Sto lanciando un'iniziativa benefica. Una raccolta di fondi. Una colletta, come si diceva un tempo.
Sto dandomi da fare perché il problema è spesso, perché il mondo non può continuare così, perché si rischia davvero tanto tanto.
Sto raccogliendo soldi per far studiare, di più e meglio, quei traduttori che in occasioni ufficiali o meno vengono chiamati quando si ha a che fare con lingue straniere lontane anni luce da noi.

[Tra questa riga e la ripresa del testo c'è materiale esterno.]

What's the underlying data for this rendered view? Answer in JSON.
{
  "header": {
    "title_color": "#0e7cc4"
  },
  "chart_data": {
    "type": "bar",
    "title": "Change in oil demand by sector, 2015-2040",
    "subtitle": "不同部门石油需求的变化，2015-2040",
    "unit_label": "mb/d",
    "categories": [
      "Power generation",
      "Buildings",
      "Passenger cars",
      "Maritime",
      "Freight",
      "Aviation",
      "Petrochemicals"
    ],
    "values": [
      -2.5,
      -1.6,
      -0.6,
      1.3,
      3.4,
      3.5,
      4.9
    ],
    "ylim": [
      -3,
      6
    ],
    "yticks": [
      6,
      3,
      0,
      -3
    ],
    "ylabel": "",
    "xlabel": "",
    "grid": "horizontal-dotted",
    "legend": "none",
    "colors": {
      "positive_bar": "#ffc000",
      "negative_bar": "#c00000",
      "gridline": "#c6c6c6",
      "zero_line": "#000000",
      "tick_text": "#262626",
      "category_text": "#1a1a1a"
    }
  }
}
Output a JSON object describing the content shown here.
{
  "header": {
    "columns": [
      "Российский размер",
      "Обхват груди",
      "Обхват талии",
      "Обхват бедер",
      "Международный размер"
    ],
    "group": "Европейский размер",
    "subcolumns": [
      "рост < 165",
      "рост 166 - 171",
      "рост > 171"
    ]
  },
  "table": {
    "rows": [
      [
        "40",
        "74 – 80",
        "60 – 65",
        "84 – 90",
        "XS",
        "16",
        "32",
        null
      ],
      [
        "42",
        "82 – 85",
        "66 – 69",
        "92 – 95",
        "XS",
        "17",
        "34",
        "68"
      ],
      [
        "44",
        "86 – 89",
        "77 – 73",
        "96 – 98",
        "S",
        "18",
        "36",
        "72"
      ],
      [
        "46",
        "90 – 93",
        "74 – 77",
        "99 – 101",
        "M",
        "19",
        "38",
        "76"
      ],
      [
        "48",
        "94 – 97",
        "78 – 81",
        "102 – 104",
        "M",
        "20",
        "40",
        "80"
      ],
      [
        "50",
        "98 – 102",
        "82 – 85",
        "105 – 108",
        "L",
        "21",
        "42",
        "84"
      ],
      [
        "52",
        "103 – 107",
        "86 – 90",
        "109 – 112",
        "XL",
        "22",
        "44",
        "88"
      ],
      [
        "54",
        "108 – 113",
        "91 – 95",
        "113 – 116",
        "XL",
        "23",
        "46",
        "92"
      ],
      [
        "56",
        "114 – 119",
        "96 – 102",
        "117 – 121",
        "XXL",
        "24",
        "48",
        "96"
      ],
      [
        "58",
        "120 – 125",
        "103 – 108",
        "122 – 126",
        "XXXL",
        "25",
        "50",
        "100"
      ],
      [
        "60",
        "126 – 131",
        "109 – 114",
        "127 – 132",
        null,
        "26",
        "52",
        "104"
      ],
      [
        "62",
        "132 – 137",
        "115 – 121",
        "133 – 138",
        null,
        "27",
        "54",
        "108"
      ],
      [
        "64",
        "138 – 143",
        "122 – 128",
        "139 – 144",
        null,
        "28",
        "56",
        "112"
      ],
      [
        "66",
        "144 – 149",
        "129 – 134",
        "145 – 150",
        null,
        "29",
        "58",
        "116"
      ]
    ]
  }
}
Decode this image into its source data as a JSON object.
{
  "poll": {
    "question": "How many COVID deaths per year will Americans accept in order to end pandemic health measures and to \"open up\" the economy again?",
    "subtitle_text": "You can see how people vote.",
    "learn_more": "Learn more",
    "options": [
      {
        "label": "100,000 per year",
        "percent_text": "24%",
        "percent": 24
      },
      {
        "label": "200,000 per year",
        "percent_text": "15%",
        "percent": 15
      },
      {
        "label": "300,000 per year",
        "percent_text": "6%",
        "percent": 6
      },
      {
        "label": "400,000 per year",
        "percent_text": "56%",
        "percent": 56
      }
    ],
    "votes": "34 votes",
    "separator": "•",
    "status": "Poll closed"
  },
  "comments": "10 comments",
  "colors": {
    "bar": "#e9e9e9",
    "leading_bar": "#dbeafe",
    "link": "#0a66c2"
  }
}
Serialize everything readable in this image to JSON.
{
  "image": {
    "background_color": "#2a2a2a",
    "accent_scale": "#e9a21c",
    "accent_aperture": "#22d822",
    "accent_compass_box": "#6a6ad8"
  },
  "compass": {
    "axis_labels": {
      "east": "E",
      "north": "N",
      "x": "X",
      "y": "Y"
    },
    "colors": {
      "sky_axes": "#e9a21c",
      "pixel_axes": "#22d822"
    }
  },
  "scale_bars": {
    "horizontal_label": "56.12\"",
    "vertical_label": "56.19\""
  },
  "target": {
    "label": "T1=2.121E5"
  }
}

È facile ormai sapere l'inglese, il francese, lo spagnolo e persino il tedesco. È semplice aggirarsi tra i meandri di lingue slave e di sapore ortodosso. È ancora più immediato dilettarsi in discussioni e traduzioni in olandese e in tutte le lingue scandinave, anche quelle di origini uraliche.
Ma oggi la sfida vera sono le lingue dei paesi emergenti: arabo, cinese, indiano.
E infatti il dramma è dietro la porta.
Prima il poveraccio marocchino arrestato a Brembate che, grazie a una traduzione errata, è diventate il mostro dei mostri, l'oggetto degli strali da pate di tutto il mondo cosiddetto civile.
Ora questa 'bufala' incredibile, relativa alla presunta apertura ambientale da parte della Cina, da sempre ostile a qualsiasi coinvolgimento di natura ecologica.
Tra un po', con questo livello di preparazione, Obama parla con Putin, e invece di 'Facciamo la pace, amico mio' qualche pirla traduttore rilancia un secco 'Ti dichiaro guerra, faccia di aringa che non sei altro'.
Oppure qualche cinese che parla con qualche arabo che fa i complimenti di prammatica per le 200 mogli dell'emiro, viene male compreso e gli viene tagliata la gola all'istante.
Insomma il problema incalza e il mondo è appeso a un filo.
In particolare qui da noi. Abbiamo un presidente del consiglio che ogni giorno è costretto a smentire, ridichiarare, rilanciare le proprie dichiarazioni perché mal 'tradotte'. Ogni giorno deve riallineare la percezione con la realtà.
Appena raccolti i soldi, dove li mando? A Roma o a Pechino?